ヤスの雑草日記(ヤスの創る癒しの場)

私の人生の総括集です。みなさんと共有出来ることがあれば幸いです。

何で人間ってこんなにむすびつくのが難しいのだろう?

2007-09-21 23:52:46 | Weblog
昔から思っていたことである。人間どうしが理解し合えるというのは、ある意味奇跡に近い。僕が学生運動に夢中だった高校生の頃、言葉で組み立てた理論は稚拙なものだったが、大学生くらいは論破できるくらいの威力はあった。だからその意味では実力の世界である。僕は高校生にして組織の長に成り上がった。学校でも同級生を自分のコントロール下に置くことは案外簡単だった。たぶん僕はその頃だけ、異常に左脳が機能していたのだろう、と思う。特に言語機能に関して。成り上がりのおもしろさを身に滲みて感じた。ただ、その一方で僕はとても孤独だった。支配欲は満たされたのかも知れないが、本当に自分が他者のことを心配したり、他者から心配されたりすることにとても飢えていたように思う。確かに僕のまわりにはたくさん人がいたが、心の底から信じられる人はいなかった、と思う。
10代の後半の青年だ。頭の中は理想主義と性に対する盲目的な欲動が渦巻いていた。いまはただ醜悪な中高年に過ぎない、冴えない男になってしまったが、当時は幸いにも? 社会主義的思想を声高に語れれば異性にもてる時代だった。当然僕はその波に乗っかった。性的な関係性が、自分の孤独感を癒してくれるような錯覚を抱いていたのだ、と思う。何人かの女性と深い仲になった。なぜ一人の女性と付き合えなかったのか? というと、やはり僕の裡を抗いがたい力で貫いていた思想は、あくまで支配欲だったからだ、と思う。支配欲に駆られた人間ほど醜い存在はない。
僕は支配欲と愛とを完全に同一視していた感がある。当然のごとく両者はまるで異なる概念だ。愛は心を育むが、支配欲は支配する悦びが満たされると心が空虚になるだけだ。頭の中だけのドラマに終始した時代、それが僕の青春の一時期だった、と思う。哀しくなるほどに空疎な青春だった。読書量だけはたぶん誰にも劣らなかったが、僕は小説の世界からも哲学の世界からも、人間の真実の姿を発見することが出来なかった、と正直に告白しておく。

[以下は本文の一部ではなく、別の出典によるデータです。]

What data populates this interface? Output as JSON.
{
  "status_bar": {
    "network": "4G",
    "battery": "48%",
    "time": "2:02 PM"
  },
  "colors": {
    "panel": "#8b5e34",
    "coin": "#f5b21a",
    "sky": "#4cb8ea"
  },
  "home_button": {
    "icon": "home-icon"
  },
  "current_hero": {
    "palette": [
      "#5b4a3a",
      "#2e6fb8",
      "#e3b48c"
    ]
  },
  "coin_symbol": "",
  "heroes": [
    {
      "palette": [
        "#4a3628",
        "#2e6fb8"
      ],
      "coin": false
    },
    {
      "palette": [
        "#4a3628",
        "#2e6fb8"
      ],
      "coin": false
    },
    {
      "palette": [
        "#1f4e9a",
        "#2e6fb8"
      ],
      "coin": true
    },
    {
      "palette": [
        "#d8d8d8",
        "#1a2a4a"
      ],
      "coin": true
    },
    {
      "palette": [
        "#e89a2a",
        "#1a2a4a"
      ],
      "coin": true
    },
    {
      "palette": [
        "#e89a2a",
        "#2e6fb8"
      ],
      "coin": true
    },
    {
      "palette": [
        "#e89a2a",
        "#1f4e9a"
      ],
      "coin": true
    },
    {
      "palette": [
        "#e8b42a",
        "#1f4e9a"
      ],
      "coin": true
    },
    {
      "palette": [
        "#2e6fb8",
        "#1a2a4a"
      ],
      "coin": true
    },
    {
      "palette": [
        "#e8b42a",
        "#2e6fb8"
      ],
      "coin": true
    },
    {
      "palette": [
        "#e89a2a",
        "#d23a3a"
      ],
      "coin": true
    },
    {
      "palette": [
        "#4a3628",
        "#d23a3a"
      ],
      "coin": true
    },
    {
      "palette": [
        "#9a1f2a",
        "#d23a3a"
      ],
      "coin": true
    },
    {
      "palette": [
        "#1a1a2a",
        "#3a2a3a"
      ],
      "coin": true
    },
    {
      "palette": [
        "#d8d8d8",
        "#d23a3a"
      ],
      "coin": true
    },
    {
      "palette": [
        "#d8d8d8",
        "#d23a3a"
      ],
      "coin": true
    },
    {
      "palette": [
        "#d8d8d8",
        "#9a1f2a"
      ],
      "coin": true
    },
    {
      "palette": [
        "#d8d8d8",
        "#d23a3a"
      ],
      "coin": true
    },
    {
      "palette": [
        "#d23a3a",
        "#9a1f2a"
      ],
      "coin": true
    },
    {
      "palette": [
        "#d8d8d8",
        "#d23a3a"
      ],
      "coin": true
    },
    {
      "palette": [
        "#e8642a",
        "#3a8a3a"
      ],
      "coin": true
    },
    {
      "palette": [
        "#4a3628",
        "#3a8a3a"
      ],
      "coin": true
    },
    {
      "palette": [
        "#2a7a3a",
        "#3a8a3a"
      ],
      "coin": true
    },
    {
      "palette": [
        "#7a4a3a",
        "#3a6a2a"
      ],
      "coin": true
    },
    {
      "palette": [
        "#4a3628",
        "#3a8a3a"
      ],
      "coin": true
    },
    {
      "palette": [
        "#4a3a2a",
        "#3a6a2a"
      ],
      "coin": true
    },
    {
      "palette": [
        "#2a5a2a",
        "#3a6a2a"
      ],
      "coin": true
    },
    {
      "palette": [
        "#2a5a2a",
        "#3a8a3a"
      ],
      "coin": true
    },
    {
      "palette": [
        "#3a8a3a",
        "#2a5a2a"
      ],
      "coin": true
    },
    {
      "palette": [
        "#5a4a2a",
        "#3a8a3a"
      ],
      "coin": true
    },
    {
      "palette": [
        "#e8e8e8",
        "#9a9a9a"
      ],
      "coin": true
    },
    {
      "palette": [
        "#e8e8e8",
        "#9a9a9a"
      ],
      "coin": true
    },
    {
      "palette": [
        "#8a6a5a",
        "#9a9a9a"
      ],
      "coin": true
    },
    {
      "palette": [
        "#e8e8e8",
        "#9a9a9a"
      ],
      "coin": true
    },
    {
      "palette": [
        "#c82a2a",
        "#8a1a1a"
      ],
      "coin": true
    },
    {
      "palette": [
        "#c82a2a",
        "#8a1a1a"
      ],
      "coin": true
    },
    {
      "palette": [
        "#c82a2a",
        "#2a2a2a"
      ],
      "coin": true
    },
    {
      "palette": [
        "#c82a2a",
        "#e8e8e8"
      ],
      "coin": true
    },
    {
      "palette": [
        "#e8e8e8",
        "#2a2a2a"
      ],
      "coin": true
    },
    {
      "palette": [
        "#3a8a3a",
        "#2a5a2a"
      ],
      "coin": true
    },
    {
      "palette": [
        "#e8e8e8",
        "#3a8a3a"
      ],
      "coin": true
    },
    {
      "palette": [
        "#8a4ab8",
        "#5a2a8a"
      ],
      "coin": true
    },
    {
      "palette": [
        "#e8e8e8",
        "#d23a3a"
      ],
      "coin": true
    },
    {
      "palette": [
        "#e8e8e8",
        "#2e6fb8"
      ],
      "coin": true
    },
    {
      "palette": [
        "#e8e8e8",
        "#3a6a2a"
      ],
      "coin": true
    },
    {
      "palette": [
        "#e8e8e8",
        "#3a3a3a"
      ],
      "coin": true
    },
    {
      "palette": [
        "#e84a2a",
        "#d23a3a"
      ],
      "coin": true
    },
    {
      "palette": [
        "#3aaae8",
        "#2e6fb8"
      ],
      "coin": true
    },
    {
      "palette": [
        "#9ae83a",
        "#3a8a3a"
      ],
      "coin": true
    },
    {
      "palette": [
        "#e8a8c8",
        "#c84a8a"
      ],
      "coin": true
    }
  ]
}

僕の読書とは、他者を文学の分野においても哲学の分野においても、論破する素材に過ぎなかったわけで、そんな読みの中からは生の真理はザルから水がこぼれ出るように漏れていったはずだ。僕は単に文学や哲学の世界から、そのエッセンスだけを鷲つかみにえぐりとっていたに過ぎない。
あれから40年近くが経つ。読書を欠かしたことはこれまでも一度たりともなかったが、いま、青春の頃のような読書熱が僕を再び突き動かしている。青春の頃に読んだ本も何度も読み返したが、最近の作家の中に、光り輝くような才能を発見することが多い。何とか間に合った、という安堵の気持ちと伴に、この才能に溢れた表現者たちの作品を読みのがしてなるものか、という強い決意のような感覚が体中に漲っている。生きているうちに、僕なりの生の意味を自分の言葉にしたい、とつくづく思う。そのためには、才能溢れる作家たちの作品を大切に読み込むことだ、と感じている。
遅きに失する、というが、いまならまだ何とかなりそうな気もする。やっと愛の意味が、死に損ないの僕にも分かるようになった。やはり想う。愛は支配とは対極に在る存在だ。人が育んでこそ本物の愛の芽が出る。そんな簡単なことがいまになってやっと身に滲みて分かる。やはり遅きに失してしまったのだろうか? 僕にも他者が心の底から理解できるのだろうか?

○推薦図書「出口・廃墟の眺め」吉行淳之介著。講談社文庫。14編からなる短編集ですが、僕はこの中で、痛ましいまでの思春期の青年の心を描く「手品師」という作品が好きです。勿論他の作品も秀逸です。お勧めの書です。どうぞ。